I would like for https://issues.apache.org/jira/browse/SPARK-8630 to be reverted and that issue resolved as won’t fix, and for QueueInputDStream to revert to its old behavior of not throwing an exception if checkpointing is
Why? The reason is that this fix which throws an exception if the DStream is being checkpointed breaks the primary use case for QueueInputDStream, which is testing. For example, the Spark Streaming documentation recommends using QueueInputDStream for testing.

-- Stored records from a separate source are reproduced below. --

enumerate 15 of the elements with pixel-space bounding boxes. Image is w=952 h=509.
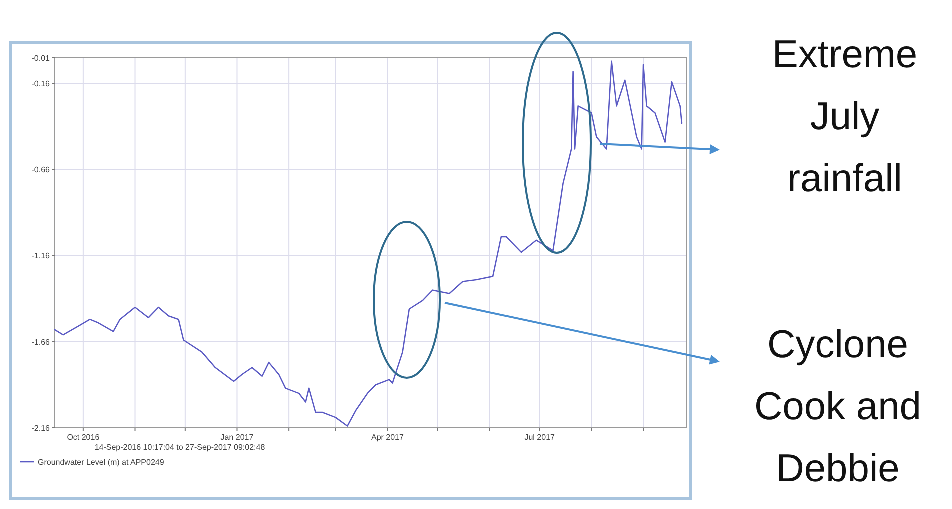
y-tick-label: -0.16	[32, 80, 51, 89]
x-tick-label: Apr 2017	[371, 433, 405, 442]
y-tick-label: -0.01	[32, 54, 51, 63]
text: Cyclone Cook and Debbie	[754, 323, 922, 490]
y-tick-label: -0.66	[32, 166, 51, 175]
x-tick-label: Jan 2017	[220, 433, 254, 442]
y-tick-label: -2.16	[32, 424, 51, 433]
x-tick-label: Oct 2016	[67, 433, 100, 442]
x-tick-label: Jul 2017	[524, 433, 556, 442]
y-tick-label: -1.16	[32, 252, 51, 261]
line-series	[54, 60, 683, 427]
x-axis-title: 14-Sep-2016 10:17:04 to 27-Sep-2017 09:02:48	[94, 443, 266, 452]
text: Extreme July rainfall	[772, 33, 918, 200]
y-tick-label: -1.66	[32, 338, 51, 347]
legend-label: Groundwater Level (m) at APP0249	[38, 458, 165, 467]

Why does throwing an exception if checkpointing is used break this class? The reason is that if I use windowing operations or updateStateByKey then the StreamingContext requires that I enable checkpointing. It throws an exception if I don’t enable checkpointing. But then if I enable checkpointing this class throws an exception saying that I cannot use checkpointing with the queue stream. The end result of this is that I cannot use QueueInputDStream to test windowing operations and updateStateByKey. It can only be used for trivial stateless DStreams.
But would removing the exception-throwing logic make this code fragile? It should not. In the testing scenario the RDD that is passed into the QueueInputDStream is created through parallelize and it is checkpointable.
But what about people who are using QueueInputDStream in non-testing scenarios with non-recoverable RDDs? Perhaps a warning suffices here that checkpointing will not be able to recover state if their RDDs are non-recoverable. Then it is up to them how they resolve this situation.
Since right now we have no good way of determining if a QueueInputDStream contains RDDs that are recoverable or not, why not err on the side of leaving it to the user of the class to not expect recoverability, rather than forcing checkpointing.
In conclusion: my recommendation would be to revert to the old behavior and to resolve this bug as won’t fix.